Qudos Bank lifts rating, slashes board

Ian Rogers

Moody's Investors Service yesterday upgraded Qudos Mutual Limited's long-term issuer rating by one notch to Baa1 from Baa2, “based on the bank's strong performance to date and its reduced exposure to the aviation industry”. The rating outlook is stable.

Formerly the Qantas Staff Credit Union, Qudos unsurprisingly “entered the pandemic with a significant credit exposure (about a third of its loans) to employees in the aviation sector,” Moody’s said. 

“The resilience of the bank's asset quality has been underpinned by its focus on Australian residential mortgages and, in particular, home loans with principal and interest repayments and low loan-to-valuation ratios.

“In addition, the combined effect of government stimulus and redundancy payments to Qudos' aviation sector customers laid off during the pandemic, has supported the bank's performance. 

“Furthermore, aviation sector downsizing and the bank's own efforts to broaden its customer base have also reduced Qudos' exposure to the aviation sector to less than 20 per cent of total loans as of April 2022,” Moody’s said.

One potential area of risk, Moody’s said, “is the recent rapid growth in Qudos' investment home loans, underpinned by the bank's lending to Australians employed overseas who invest in Australian residential properties. 

“Such customers have grown from nearly nothing to 12 per cent of gross loans in the two years to April 2022.

“Qudos has since restricted its lending growth to Australian expatriates and is growing its lending to Australian residents which could boost credit growth but also create pressure on the bank's capital ratios from an acceleration in capital consumption, although any weakening will be off a healthy base given the bank's common equity tier 1 ratio of 14.1 per cent at March 2022. 

“Furthermore, the bank's organic capital generation will be supported by a more favourable earnings environment as rising interest rates will improve margins.”

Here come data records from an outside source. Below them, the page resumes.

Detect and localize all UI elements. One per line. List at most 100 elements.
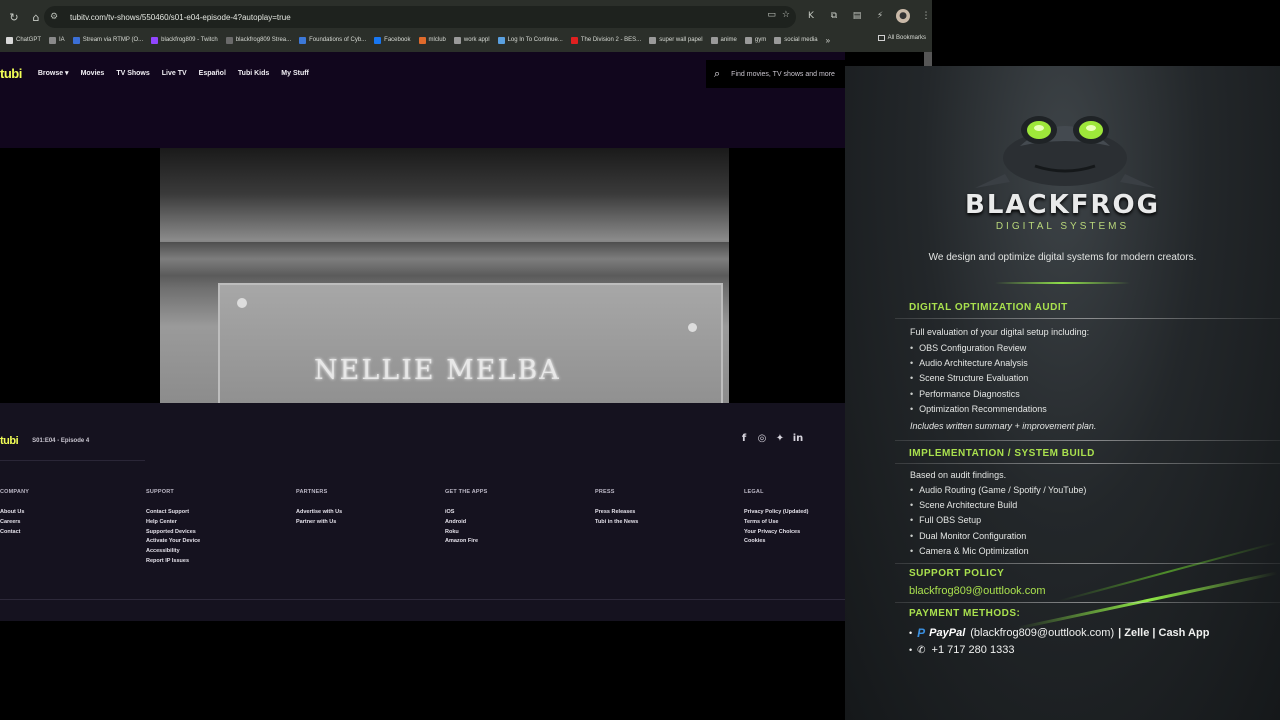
footer-link[interactable]: Advertise with Us: [296, 508, 441, 518]
bookmark-item[interactable]: Foundations of Cyb...: [299, 36, 366, 44]
bookmark-star-icon[interactable]: ☆: [782, 10, 790, 20]
bookmark-favicon-icon: [710, 36, 718, 44]
divider: [895, 602, 1280, 603]
tubi-header: tubi Browse ▾ Movies TV Shows Live TV Españo…: [0, 52, 874, 148]
bookmark-item[interactable]: Facebook: [374, 36, 411, 44]
nav-link[interactable]: Movies: [81, 70, 105, 77]
bookmark-item[interactable]: The Division 2 - BES...: [570, 36, 642, 44]
tubi-logo[interactable]: tubi: [0, 66, 22, 81]
footer-link-list: Advertise with Us Partner with Us: [296, 508, 441, 528]
list-item: Optimization Recommendations: [910, 402, 1047, 417]
bookmark-item[interactable]: work appl: [453, 36, 490, 44]
bookmark-item[interactable]: anime: [710, 36, 737, 44]
footer-link[interactable]: Supported Devices: [146, 528, 291, 538]
extension-icon[interactable]: ⚡: [873, 9, 887, 23]
footer-link[interactable]: Activate Your Device: [146, 537, 291, 547]
brand-title: BLACKFROG: [965, 190, 1160, 220]
all-bookmarks-label: All Bookmarks: [887, 35, 926, 41]
reload-icon[interactable]: ↻: [6, 9, 22, 25]
phone-line: • ✆ +1 717 280 1333: [909, 644, 1014, 656]
footer-link[interactable]: Report IP Issues: [146, 557, 291, 567]
footer-link[interactable]: Help Center: [146, 518, 291, 528]
footer-link[interactable]: Android: [445, 518, 590, 528]
footer-link[interactable]: Careers: [0, 518, 145, 528]
linkedin-icon[interactable]: in: [793, 433, 804, 444]
bookmark-label: The Division 2 - BES...: [580, 37, 642, 43]
footer-column-heading: PARTNERS: [296, 489, 328, 495]
payment-others: | Zelle | Cash App: [1118, 627, 1210, 639]
bookmark-item[interactable]: Stream via RTMP (O...: [72, 36, 144, 44]
footer-link[interactable]: Contact: [0, 528, 145, 538]
extensions-area: K ⧉ ▤ ⚡ ● ⋮: [804, 9, 933, 23]
instagram-icon[interactable]: ◎: [757, 433, 767, 444]
bookmark-item[interactable]: social media: [774, 36, 818, 44]
facebook-icon[interactable]: f: [739, 433, 749, 444]
home-icon[interactable]: ⌂: [28, 9, 44, 25]
footer-link[interactable]: Roku: [445, 528, 590, 538]
all-bookmarks[interactable]: All Bookmarks: [877, 35, 926, 41]
bookmark-label: Stream via RTMP (O...: [82, 37, 144, 43]
toolbar: ↻ ⌂ ⚙ tubitv.com/tv-shows/550460/s01-e04…: [0, 5, 932, 29]
bookmark-label: social media: [784, 37, 818, 43]
bookmark-item[interactable]: blackfrog809 - Twitch: [151, 36, 218, 44]
bookmark-item[interactable]: blackfrog809 Strea...: [225, 36, 291, 44]
footer-link[interactable]: Tubi in the News: [595, 518, 740, 528]
footer-link[interactable]: Accessibility: [146, 547, 291, 557]
footer-top: tubi S01:E04 - Episode 4: [0, 435, 89, 447]
sidepanel-icon[interactable]: ▤: [850, 9, 864, 23]
footer-link[interactable]: Press Releases: [595, 508, 740, 518]
bookmark-favicon-icon: [72, 36, 80, 44]
bookmark-item[interactable]: IA: [49, 36, 65, 44]
list-item: Performance Diagnostics: [910, 387, 1047, 402]
nav-link[interactable]: Español: [199, 70, 226, 77]
build-intro: Based on audit findings.: [910, 470, 1007, 480]
frog-logo-icon: [975, 116, 1155, 188]
footer-column: PARTNERS Advertise with Us Partner with Us: [296, 489, 441, 528]
bookmark-favicon-icon: [49, 36, 57, 44]
footer-link[interactable]: Partner with Us: [296, 518, 441, 528]
extension-puzzle-icon[interactable]: ⧉: [827, 9, 841, 23]
more-bookmarks-button[interactable]: »: [826, 36, 830, 45]
footer-link[interactable]: iOS: [445, 508, 590, 518]
twitter-icon[interactable]: ✦: [775, 433, 785, 444]
footer-link[interactable]: Contact Support: [146, 508, 291, 518]
bookmark-favicon-icon: [151, 36, 159, 44]
footer-link[interactable]: Amazon Fire: [445, 537, 590, 547]
audit-list: OBS Configuration ReviewAudio Architectu…: [910, 341, 1047, 417]
nav-link[interactable]: Live TV: [162, 70, 187, 77]
bookmark-favicon-icon: [374, 36, 382, 44]
nav-link[interactable]: TV Shows: [116, 70, 149, 77]
list-item: Full OBS Setup: [910, 513, 1086, 528]
bookmark-item[interactable]: super wall papel: [649, 36, 703, 44]
list-item: OBS Configuration Review: [910, 341, 1047, 356]
tubi-footer: tubi S01:E04 - Episode 4 f ◎ ✦ in COMPAN…: [0, 403, 845, 621]
payment-line: • P PayPal (blackfrog809@outtlook.com) |…: [909, 626, 1209, 640]
bookmark-item[interactable]: mlclub: [418, 36, 446, 44]
profile-avatar[interactable]: ●: [896, 9, 910, 23]
green-light-streak: [1058, 541, 1277, 603]
footer-column-heading: PRESS: [595, 489, 615, 495]
extension-k-icon[interactable]: K: [804, 9, 818, 23]
bookmark-item[interactable]: ChatGPT: [6, 36, 41, 44]
address-bar[interactable]: ⚙ tubitv.com/tv-shows/550460/s01-e04-epi…: [44, 6, 796, 28]
nav-link[interactable]: My Stuff: [281, 70, 309, 77]
video-player[interactable]: NELLIE MELBA: [160, 148, 729, 403]
nav-link[interactable]: Tubi Kids: [238, 70, 269, 77]
bookmark-item[interactable]: gym: [744, 36, 766, 44]
bookmark-item[interactable]: Log In To Continue...: [497, 36, 563, 44]
search-input[interactable]: Find movies, TV shows and more: [731, 71, 835, 78]
footer-link[interactable]: About Us: [0, 508, 145, 518]
footer-logo[interactable]: tubi: [0, 435, 19, 447]
folder-icon: [877, 35, 885, 41]
nav-link[interactable]: Browse ▾: [38, 69, 69, 77]
build-title: IMPLEMENTATION / SYSTEM BUILD: [909, 448, 1095, 459]
url-text[interactable]: tubitv.com/tv-shows/550460/s01-e04-episo…: [70, 13, 291, 22]
menu-icon[interactable]: ⋮: [919, 9, 933, 23]
phone-number: +1 717 280 1333: [931, 644, 1015, 656]
cast-icon[interactable]: ▭: [767, 10, 776, 20]
social-links: f ◎ ✦ in: [739, 433, 803, 444]
site-info-icon[interactable]: ⚙: [50, 12, 64, 22]
green-light-streak: [1017, 571, 1278, 630]
bookmark-label: IA: [59, 37, 65, 43]
video-frame-rivet: [237, 298, 247, 308]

The bank's proportion of nonperforming loans, which includes impaired loans and those over 90 days past due, fell by more than half to just 0.1 per cent as of March 2022.

Meanwhile, members of Qudos Bank will hold a Special General Meeting next Thursday, to vote on a proposal to reduce the maximum size of its board, from a maximum number of directors from 12 to seven.

“The board intends to reduce the size of the board following a review of the composition and size of the board and a comparison to the board sizes of other customer owned banks,” the board explained in the notice of meeting. 

“Qudos has an experienced and skilled Board, with an appropriate mix of [nine] directors including retail banking, governance, accounting, finance, strategy, management and technology functional competencies. 

“However, a maximum board size of 12 is relatively large, with the average board size among Australian customer owned banks being seven directors,” the board said.

At the 2022 Annual General Meeting, directors Colin Adams (a member elected director) and Dawson Petie (a board appointed director) will retire and will not seek re-appointment.

The majority of Qudos Bank’s directors are recent appointments.

The chair, Barry Jackson, is an A380 captain with Qantas, and given the retirement of Adams, he will be the sole member of the board with direct links to the bank’s former target market.

With more than A$5 billion in assets, Qudos Bank is the tenth largest mutual bank in Australia.